Officials urged the remaining 70,000 people to apply immediately so they can continue to support their families in the United States and El Salvador. Maintaining their immigration status would also help them apply for legal residency if Congress were to pass a bill allowing that, they said.
“I want to call on those who have not yet applied to do it,” Foreign Minister Hugo Martínez said in Spanish on Facebook. “By re-enrolling in TPS, you’ll have stability for 18 more months.”
As part of its national push to restrict immigration, the Trump administration is ending protected status for Salvadorans and thousands of other immigrants from Haiti, Nicaragua and Sudan.
Salvadorans, who have held protected status for nearly 20 years, are the largest group by far.
U.S. Citizenship and Immigration Services said Friday that the agency expects the registration numbers to increase before Monday’s deadline, which also applies to Haitians.
“Historical trends show that the agency receives the highest influx of re-registration applications at the end of the filing period,” spokeswoman Joanne Ferreira said in a statement. “Due to the high volume of TPS El Salvador re-registrations being received, the agency is still processing a significant amount of applications at this time.”
Salvadoran officials said their consulates in the United States planned to work through the weekend to help file applications.
Some TPS holders might not renew because they have found legal status through marriage. Others might have moved home, died or become ineligible because of criminal convictions.
Some Salvadorans have expressed fear of renewing, officials said, worried that doing so would put them on the Trump administration’s radar to be deported after their permits expire. Others say they cannot afford the nearly $500 renewal fee.

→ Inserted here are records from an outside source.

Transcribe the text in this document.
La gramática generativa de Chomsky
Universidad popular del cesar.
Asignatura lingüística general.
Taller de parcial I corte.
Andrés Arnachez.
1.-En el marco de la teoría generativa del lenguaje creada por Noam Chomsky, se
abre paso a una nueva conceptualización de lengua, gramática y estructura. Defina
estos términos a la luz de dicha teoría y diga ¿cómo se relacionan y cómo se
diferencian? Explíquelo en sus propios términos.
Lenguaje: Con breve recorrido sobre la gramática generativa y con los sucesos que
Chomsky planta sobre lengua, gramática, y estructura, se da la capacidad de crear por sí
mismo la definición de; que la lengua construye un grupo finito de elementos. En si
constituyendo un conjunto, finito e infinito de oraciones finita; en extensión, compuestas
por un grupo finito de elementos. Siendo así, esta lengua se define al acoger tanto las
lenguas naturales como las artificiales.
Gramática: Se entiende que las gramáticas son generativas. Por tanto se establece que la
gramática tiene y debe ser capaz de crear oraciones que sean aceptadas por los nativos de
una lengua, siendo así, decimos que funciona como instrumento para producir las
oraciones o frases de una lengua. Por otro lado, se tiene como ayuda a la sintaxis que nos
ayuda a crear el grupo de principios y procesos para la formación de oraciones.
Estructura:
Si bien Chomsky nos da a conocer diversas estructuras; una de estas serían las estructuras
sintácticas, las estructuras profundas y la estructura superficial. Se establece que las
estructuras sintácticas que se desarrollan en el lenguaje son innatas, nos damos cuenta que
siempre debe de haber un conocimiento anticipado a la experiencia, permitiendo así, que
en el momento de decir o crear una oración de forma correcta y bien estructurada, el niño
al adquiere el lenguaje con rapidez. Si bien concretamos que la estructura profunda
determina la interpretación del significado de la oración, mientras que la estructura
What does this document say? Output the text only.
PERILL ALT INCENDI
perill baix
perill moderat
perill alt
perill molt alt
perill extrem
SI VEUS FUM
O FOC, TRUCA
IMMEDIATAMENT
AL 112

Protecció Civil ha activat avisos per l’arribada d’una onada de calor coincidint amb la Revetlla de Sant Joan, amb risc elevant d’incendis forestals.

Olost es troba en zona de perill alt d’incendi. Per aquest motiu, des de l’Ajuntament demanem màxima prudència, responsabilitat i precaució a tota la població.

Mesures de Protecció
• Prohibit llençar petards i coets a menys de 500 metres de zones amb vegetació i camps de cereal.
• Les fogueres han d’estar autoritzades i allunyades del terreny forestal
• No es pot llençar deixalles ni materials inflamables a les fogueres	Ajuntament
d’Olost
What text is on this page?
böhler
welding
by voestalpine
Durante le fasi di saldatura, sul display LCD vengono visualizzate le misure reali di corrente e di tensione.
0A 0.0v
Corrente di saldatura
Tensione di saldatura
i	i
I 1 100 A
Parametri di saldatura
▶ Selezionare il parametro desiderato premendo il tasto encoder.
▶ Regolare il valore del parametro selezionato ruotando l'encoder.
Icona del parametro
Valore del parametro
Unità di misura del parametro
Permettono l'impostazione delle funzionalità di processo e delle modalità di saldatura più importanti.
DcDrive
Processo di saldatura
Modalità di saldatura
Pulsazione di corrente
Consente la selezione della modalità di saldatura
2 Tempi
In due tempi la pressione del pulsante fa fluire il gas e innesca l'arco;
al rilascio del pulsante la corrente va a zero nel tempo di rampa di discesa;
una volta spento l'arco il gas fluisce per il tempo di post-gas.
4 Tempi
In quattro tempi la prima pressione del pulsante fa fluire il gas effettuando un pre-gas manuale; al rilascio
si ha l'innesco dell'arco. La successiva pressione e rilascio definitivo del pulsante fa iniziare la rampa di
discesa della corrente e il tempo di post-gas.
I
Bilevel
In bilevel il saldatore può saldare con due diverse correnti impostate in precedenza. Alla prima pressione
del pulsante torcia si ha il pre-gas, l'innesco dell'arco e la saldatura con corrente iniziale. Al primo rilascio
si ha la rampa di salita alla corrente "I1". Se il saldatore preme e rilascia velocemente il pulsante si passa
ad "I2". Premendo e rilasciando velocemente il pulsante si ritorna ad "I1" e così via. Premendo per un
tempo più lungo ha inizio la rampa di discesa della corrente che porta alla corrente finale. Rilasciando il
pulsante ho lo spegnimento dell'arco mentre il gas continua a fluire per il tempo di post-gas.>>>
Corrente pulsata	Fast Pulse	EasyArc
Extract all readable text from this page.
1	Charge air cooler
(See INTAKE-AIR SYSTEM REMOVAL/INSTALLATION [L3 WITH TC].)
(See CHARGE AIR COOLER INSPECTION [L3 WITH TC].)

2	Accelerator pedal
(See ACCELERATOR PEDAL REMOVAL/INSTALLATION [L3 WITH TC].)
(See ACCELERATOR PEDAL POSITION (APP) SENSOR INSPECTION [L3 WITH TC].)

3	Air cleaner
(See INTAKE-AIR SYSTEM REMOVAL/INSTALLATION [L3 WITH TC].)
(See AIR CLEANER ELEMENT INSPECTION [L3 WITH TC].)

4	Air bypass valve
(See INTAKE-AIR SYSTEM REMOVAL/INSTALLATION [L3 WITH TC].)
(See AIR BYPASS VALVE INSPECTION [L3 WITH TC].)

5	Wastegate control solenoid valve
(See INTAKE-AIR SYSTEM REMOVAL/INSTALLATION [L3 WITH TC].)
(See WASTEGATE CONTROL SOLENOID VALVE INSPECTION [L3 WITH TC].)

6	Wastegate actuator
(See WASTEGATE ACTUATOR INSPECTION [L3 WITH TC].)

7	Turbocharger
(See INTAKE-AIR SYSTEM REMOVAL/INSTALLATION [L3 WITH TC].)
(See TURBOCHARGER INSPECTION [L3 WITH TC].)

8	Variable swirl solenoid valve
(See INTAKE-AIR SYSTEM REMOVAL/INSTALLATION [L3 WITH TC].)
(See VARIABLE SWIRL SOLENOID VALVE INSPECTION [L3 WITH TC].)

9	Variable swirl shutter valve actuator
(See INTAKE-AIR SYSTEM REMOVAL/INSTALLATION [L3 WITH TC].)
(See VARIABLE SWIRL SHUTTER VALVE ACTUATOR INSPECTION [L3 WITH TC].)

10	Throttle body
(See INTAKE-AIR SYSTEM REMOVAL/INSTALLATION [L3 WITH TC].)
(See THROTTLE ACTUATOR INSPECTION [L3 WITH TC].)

“We’ve had cases of people who . . . say, ‘I’m afraid.’ But we tell them it’s important to do this,” said Erika Arévalo, consul general of El Salvador in Woodbridge, Va.
A spokesman for the Salvadoran Embassy said a bank in El Salvador is offering loans for those who cannot afford the application fees.
Congress created TPS in 1990 to offer temporary humanitarian relief to citizens of countries torn by war, natural disasters or other severe conditions. President George W. Bush granted TPS to Salvadorans in 2001 after a pair of earthquakes devastated parts of their country. Many had come to the United States illegally or overstayed their visas, and the money they sent home helped the nation rebuild.
Salvadoran immigrants sent home a record $4.5 billion in 2016, equivalent to what officials say is 17.1 percent of the Central American nation’s gross domestic product. The Salvadoran government said it will continue to lobby Congress and the White House to let the immigrants stay permanently.
The largest number of Salvadoran TPS recipients live in the Washington area, followed by Los Angeles, New York and Houston.
Many are fearful of returning to a nation with high poverty rates and one of the highest murder rates in the world, fueled in part by a rampant gang problem.
Advocates have filed lawsuits over the Trump administration’s efforts to end TPS. The Salvadoran government says TPS holders from that country are parents to an estimated 190,000 children who are U.S. citizens.